Back in September 2008, I started this blog as an escape from the daily doldrums of the corporate world.  I originally began writing because, like many people just out of college, I didn’t know what I wanted to do.  The real world wasn’t charted out like the first 22 years of my life.  Before, I simply went from one school to the next.  Suddenly, on the cusp of college graduation, I was faced with a litany of decisions I had to make.  What city did I want to live in?  What career did I want to pursue?  What did I want to do with my life?

It was a great problem to have, yet I agonized over the decision: to follow the typical corporate path (finance > some cushy job > a life of picket fences and clam bakes) or to pursue some ridiculous, crazy, unclear, undetermined, unknown dream.  I wanted to have it all, but I was quickly realizing that I had to choose.

For 2+ years, I did the safe thing.  I worked at a big company in a glossy building with a stable salary.  I immersed myself in spreadsheets and statistical models, seeking refuge in the certainty of numbers.  And while this life was great, comfortable, and even enviable, I still yearned to do something different.  So throughout all of this, I wrote over 200 posts and 80,000+ words on this blog, covering topics ranging from Ryan Seacrest to friend feudalism to choosing between New York and LA.  I’d come home after long nights at work and write TV scripts.  I still held out hope for the undetermined dream.

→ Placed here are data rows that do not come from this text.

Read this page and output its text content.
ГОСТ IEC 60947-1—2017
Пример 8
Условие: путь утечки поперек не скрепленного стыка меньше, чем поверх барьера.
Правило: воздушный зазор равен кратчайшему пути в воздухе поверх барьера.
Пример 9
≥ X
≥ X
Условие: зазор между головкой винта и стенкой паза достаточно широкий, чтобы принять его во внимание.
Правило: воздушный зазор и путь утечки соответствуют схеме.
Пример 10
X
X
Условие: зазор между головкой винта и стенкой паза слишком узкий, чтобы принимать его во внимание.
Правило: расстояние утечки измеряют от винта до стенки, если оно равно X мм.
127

And then it happened.  Last week, I got an offer to write for television.  It’s a small show on a small network, but it’s an opportunity to actually write words that will go on paper and then get on air.  So, on Tuesday, I quit my corporate job.  I waved goodbye to the glossy, black building, and I left behind the comfort of the safe and the known.

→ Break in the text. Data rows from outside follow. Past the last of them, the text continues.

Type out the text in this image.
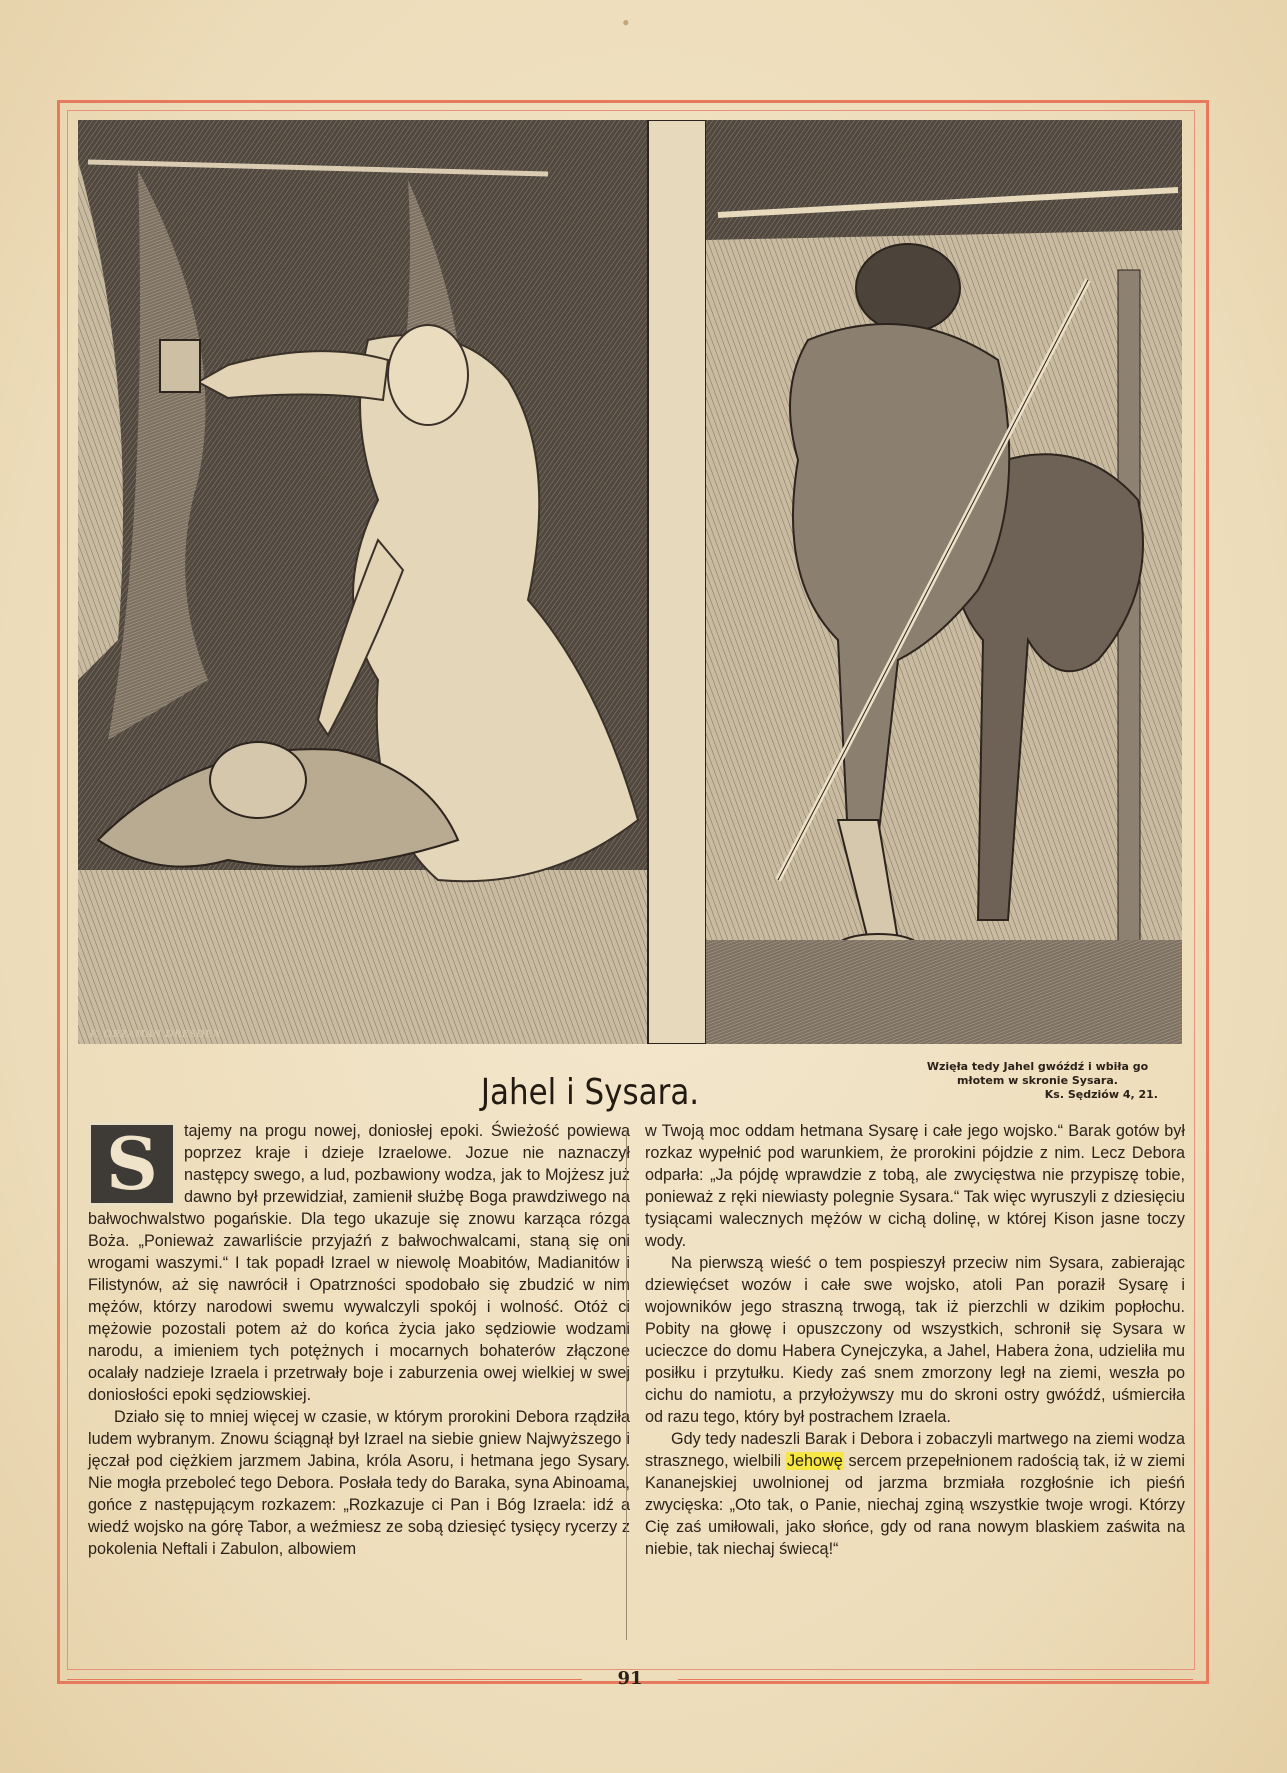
•
F. ORZAMAN DRESDEN
Jahel i Sysara.
Wzięła tedy Jahel gwóźdź i wbiła go młotem w skronie Sysara.
Ks. Sędziów 4, 21.

S	tajemy na progu nowej, doniosłej epoki. Świeżość powiewa poprzez kraje i dzieje Izraelowe. Jozue nie naznaczył następcy swego, a lud, pozbawiony wodza, jak to Mojżesz już dawno był przewidział, zamienił służbę Boga prawdziwego na bałwochwalstwo pogańskie. Dla tego ukazuje się znowu karząca rózga Boża. „Ponieważ zawarliście przyjaźń z bałwochwalcami, staną się oni wrogami waszymi.“ I tak popadł Izrael w niewolę Moabitów, Madianitów i Filistynów, aż się nawrócił i Opatrzności spodobało się zbudzić w nim mężów, którzy narodowi swemu wywalczyli spokój i wolność. Otóż ci mężowie pozostali potem aż do końca życia jako sędziowie wodzami narodu, a imieniem tych potężnych i mocarnych bohaterów złączone ocalały nadzieje Izraela i przetrwały boje i zaburzenia owej wielkiej w swej doniosłości epoki sędziowskiej.

Działo się to mniej więcej w czasie, w którym prorokini Debora rządziła ludem wybranym. Znowu ściągnął był Izrael na siebie gniew Najwyższego i jęczał pod ciężkiem jarzmem Jabina, króla Asoru, i hetmana jego Sysary. Nie mogła przeboleć tego Debora. Posłała tedy do Baraka, syna Abinoama, gońce z następującym rozkazem: „Rozkazuje ci Pan i Bóg Izraela: idź a wiedź wojsko na górę Tabor, a weźmiesz ze sobą dziesięć tysięcy rycerzy z pokolenia Neftali i Zabulon, albowiem

w Twoją moc oddam hetmana Sysarę i całe jego wojsko.“ Barak gotów był rozkaz wypełnić pod warunkiem, że prorokini pójdzie z nim. Lecz Debora odparła: „Ja pójdę wprawdzie z tobą, ale zwycięstwa nie przypiszę tobie, ponieważ z ręki niewiasty polegnie Sysara.“ Tak więc wyruszyli z dziesięciu tysiącami walecznych mężów w cichą dolinę, w której Kison jasne toczy wody.

Na pierwszą wieść o tem pospieszył przeciw nim Sysara, zabierając dziewięćset wozów i całe swe wojsko, atoli Pan poraził Sysarę i wojowników jego straszną trwogą, tak iż pierzchli w dzikim popłochu. Pobity na głowę i opuszczony od wszystkich, schronił się Sysara w ucieczce do domu Habera Cynejczyka, a Jahel, Habera żona, udzieliła mu posiłku i przytułku. Kiedy zaś snem zmorzony legł na ziemi, weszła po cichu do namiotu, a przyłożywszy mu do skroni ostry gwóźdź, uśmierciła od razu tego, który był postrachem Izraela.

Gdy tedy nadeszli Barak i Debora i zobaczyli martwego na ziemi wodza strasznego, wielbili Jehowę sercem przepełnionem radością tak, iż w ziemi Kananejskiej uwolnionej od jarzma brzmiała rozgłośnie ich pieśń zwycięska: „Oto tak, o Panie, niechaj zginą wszystkie twoje wrogi. Którzy Cię zaś umiłowali, jako słońce, gdy od rana nowym blaskiem zaświta na niebie, tak niechaj świecą!“

91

It’s somewhat terrifying to be heading off to the writers’ side, where there is no certainty, no tried-and-true formulas that can be applied like in the corporate world.   Yet, no one can ever have it all; at some point, we all have to choose.  And at least now, I feel like I’m much closer to answering the question of what I want to do with my life.

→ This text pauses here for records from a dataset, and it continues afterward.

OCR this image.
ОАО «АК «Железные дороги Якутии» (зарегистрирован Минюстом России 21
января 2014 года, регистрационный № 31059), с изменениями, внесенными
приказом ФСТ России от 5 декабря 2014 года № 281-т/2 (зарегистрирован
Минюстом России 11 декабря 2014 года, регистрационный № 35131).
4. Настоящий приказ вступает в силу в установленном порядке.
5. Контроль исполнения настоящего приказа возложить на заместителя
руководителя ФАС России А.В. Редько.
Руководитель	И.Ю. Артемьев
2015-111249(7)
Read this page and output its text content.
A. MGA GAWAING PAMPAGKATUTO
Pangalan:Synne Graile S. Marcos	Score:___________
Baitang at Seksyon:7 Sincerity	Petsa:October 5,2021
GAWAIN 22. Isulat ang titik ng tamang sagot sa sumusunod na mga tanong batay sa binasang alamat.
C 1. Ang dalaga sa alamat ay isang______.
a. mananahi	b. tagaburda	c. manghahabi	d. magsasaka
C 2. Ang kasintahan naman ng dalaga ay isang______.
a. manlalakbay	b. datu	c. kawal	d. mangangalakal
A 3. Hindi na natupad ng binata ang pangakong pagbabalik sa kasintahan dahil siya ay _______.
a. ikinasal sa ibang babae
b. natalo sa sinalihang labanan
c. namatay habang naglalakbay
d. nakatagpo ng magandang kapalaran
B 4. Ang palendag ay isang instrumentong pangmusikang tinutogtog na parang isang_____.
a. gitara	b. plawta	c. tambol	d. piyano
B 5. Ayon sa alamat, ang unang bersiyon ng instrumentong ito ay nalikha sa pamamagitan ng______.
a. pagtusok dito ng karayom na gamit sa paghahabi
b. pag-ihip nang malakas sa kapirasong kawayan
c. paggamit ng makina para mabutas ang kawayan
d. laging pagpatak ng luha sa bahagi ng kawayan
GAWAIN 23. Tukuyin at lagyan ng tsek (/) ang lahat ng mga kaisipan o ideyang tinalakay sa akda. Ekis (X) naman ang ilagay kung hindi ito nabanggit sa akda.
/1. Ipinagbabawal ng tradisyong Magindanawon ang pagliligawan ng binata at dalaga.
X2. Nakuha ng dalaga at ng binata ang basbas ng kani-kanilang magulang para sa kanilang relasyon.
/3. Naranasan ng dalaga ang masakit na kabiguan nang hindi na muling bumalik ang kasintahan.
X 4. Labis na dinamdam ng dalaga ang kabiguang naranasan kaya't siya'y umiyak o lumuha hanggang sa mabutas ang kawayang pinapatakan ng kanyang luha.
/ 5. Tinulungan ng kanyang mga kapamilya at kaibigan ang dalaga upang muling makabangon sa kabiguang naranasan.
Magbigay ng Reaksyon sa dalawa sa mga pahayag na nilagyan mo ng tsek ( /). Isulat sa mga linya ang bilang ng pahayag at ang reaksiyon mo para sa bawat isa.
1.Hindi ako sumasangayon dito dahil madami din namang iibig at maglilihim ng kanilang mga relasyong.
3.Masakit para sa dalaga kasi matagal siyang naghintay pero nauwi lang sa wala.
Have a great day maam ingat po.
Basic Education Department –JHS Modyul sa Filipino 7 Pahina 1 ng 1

I have been incredibly lucky throughout the past three years, and I could not have done any of this without the support of my family, friends, and colleagues.  I suppose the theme of this blog must change, given that I’m no longer clawing my way out of the corporate world.  Still, I will continue to write on this site, rambling about grammar, technology, and growing old with cats… However, if you expect the quality of my posts to improve now that I’m a professional paid writer, please don’t hold your breath.  It’ll still be the same old drivel… unless I get this crap optioned for TV.